World Cup 2010: Stadiums Coming Together As Questions Remain
World Cup 2010: Stadiums Coming
Together As Questions Remain Exactly one year from today, the eyes of the soccer world will be on Soccer City Stadium in Johannesburg, South Africa, as the host nation kicks off the 2010 World Cup. The momentous day will culminate a process for the Rainbow Nation that, according to Local Organizing Committee CEO Danny Jordaan, began in 1994 when the U.S. showed that a nontraditional soccer power could host the World Cup. As South Africa started to plan for a bid, it began to demonstrate its capability to host major sporting events by successfully staging the 1995 Rugby World Cup, then the 1996 Africa Cup of Nations. A bid in 2000 for the 2006 World Cup followed. Although South Africa ultimately lost out to Germany, the decisive margin was just one vote. The confidence derived from that near miss led to the submission of a 2010 bid in December 2002. On May 16, 2004, FIFA announced that the biggest soccer competition in the world would be Africa-bound for the first time.
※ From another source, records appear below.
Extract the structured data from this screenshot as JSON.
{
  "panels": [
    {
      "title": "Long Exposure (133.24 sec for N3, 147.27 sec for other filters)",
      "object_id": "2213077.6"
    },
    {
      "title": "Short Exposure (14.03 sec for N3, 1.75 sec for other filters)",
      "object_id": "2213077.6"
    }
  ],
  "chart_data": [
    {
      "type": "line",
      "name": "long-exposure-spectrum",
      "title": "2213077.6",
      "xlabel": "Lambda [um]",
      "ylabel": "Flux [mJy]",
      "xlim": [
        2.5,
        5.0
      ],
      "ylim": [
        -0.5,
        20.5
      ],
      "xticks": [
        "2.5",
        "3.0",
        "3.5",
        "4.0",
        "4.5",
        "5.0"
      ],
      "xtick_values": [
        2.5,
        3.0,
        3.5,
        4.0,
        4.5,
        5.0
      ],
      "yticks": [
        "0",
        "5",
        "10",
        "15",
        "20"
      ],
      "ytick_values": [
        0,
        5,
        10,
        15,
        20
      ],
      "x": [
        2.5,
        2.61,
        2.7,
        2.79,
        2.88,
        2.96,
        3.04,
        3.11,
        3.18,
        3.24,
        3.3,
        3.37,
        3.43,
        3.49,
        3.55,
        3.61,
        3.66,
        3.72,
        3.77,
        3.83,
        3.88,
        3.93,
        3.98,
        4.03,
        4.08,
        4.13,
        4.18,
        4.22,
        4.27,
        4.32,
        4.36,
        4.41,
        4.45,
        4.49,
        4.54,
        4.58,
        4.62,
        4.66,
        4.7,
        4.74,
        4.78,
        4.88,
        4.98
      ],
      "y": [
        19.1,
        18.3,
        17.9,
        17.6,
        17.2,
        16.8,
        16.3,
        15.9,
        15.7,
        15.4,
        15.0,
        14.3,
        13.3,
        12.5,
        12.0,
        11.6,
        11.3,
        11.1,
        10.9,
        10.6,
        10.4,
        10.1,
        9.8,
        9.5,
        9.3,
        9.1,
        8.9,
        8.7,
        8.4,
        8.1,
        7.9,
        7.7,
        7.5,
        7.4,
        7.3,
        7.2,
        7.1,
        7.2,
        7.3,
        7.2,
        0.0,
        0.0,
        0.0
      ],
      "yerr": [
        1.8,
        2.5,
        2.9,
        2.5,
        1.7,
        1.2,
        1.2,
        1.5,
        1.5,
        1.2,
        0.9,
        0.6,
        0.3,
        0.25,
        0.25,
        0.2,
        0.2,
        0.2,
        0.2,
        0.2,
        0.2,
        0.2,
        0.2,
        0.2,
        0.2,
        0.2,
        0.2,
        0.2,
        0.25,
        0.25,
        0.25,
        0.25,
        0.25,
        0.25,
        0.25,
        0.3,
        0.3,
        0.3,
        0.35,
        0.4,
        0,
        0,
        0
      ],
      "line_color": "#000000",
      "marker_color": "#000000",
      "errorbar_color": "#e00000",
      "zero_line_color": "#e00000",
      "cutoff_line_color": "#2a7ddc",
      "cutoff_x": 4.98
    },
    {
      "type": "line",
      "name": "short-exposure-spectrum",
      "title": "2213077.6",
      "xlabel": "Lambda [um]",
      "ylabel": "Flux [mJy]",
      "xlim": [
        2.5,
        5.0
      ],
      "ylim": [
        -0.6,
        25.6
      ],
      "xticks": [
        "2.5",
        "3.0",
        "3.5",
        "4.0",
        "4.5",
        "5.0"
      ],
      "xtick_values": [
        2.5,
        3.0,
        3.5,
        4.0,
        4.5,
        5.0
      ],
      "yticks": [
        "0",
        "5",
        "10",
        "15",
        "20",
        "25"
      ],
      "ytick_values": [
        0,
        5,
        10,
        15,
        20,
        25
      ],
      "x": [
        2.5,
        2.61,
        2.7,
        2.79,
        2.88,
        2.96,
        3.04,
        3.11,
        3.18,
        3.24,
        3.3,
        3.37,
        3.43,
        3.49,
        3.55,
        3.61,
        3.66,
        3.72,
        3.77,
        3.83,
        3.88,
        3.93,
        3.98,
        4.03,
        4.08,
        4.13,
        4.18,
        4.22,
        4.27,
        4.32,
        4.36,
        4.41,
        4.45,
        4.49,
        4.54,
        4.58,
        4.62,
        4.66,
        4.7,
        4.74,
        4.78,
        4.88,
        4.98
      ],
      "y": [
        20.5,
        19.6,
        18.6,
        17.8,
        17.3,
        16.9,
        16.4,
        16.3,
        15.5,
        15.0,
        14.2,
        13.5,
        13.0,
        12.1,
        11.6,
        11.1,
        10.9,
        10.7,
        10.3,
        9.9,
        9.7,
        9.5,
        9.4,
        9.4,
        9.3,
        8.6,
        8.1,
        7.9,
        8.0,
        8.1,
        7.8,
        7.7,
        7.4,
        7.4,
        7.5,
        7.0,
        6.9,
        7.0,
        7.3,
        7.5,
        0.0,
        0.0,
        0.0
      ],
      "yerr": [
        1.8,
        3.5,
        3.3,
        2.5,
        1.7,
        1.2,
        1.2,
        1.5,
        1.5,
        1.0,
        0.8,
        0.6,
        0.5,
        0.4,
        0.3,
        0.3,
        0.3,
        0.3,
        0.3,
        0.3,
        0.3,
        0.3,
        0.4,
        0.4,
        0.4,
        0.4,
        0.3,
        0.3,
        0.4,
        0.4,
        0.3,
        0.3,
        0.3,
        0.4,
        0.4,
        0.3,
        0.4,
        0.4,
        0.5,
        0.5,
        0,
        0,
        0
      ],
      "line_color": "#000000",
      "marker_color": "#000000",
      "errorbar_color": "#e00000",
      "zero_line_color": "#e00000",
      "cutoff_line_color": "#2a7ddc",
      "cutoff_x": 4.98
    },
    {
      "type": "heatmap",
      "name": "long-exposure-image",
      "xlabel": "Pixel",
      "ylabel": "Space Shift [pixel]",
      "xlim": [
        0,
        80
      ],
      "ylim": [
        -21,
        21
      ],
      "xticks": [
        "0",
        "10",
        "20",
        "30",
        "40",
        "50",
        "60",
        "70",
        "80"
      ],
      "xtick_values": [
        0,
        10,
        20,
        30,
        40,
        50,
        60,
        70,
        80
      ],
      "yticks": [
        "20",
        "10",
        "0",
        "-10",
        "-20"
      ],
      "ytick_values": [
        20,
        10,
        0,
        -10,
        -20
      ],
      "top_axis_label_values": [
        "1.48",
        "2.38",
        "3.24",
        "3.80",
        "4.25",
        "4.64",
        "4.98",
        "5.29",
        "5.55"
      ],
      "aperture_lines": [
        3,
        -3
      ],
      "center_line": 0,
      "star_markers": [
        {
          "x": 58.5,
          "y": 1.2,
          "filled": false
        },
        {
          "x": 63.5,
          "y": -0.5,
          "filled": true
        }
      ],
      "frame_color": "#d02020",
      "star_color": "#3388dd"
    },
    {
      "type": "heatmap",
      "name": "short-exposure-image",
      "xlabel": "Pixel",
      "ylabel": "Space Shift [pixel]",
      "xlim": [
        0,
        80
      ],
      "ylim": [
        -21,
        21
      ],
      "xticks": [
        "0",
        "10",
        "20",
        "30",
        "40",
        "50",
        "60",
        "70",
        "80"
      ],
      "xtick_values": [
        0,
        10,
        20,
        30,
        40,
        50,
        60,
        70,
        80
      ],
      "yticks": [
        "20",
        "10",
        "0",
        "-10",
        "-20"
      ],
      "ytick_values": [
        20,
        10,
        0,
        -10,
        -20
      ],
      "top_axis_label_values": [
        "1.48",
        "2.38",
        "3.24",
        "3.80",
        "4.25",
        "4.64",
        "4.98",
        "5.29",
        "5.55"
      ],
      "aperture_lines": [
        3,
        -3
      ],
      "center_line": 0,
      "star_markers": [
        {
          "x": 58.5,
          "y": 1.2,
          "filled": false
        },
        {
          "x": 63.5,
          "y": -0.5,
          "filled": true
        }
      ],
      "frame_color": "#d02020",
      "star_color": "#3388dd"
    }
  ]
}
For South Africa, as significant as representing its continent may be in soccer terms, hosting the World Cup has a greater symbolic meaning. Exactly four months before June 11, 2010, will be the 20th anniversary of the moment many identify as the birth of the new South Africa, a nation that has moved from an age of isolation brought about by its government's policy of apartheid into a new, optimistic era that embraces all of its people equally, no matter their creed or color.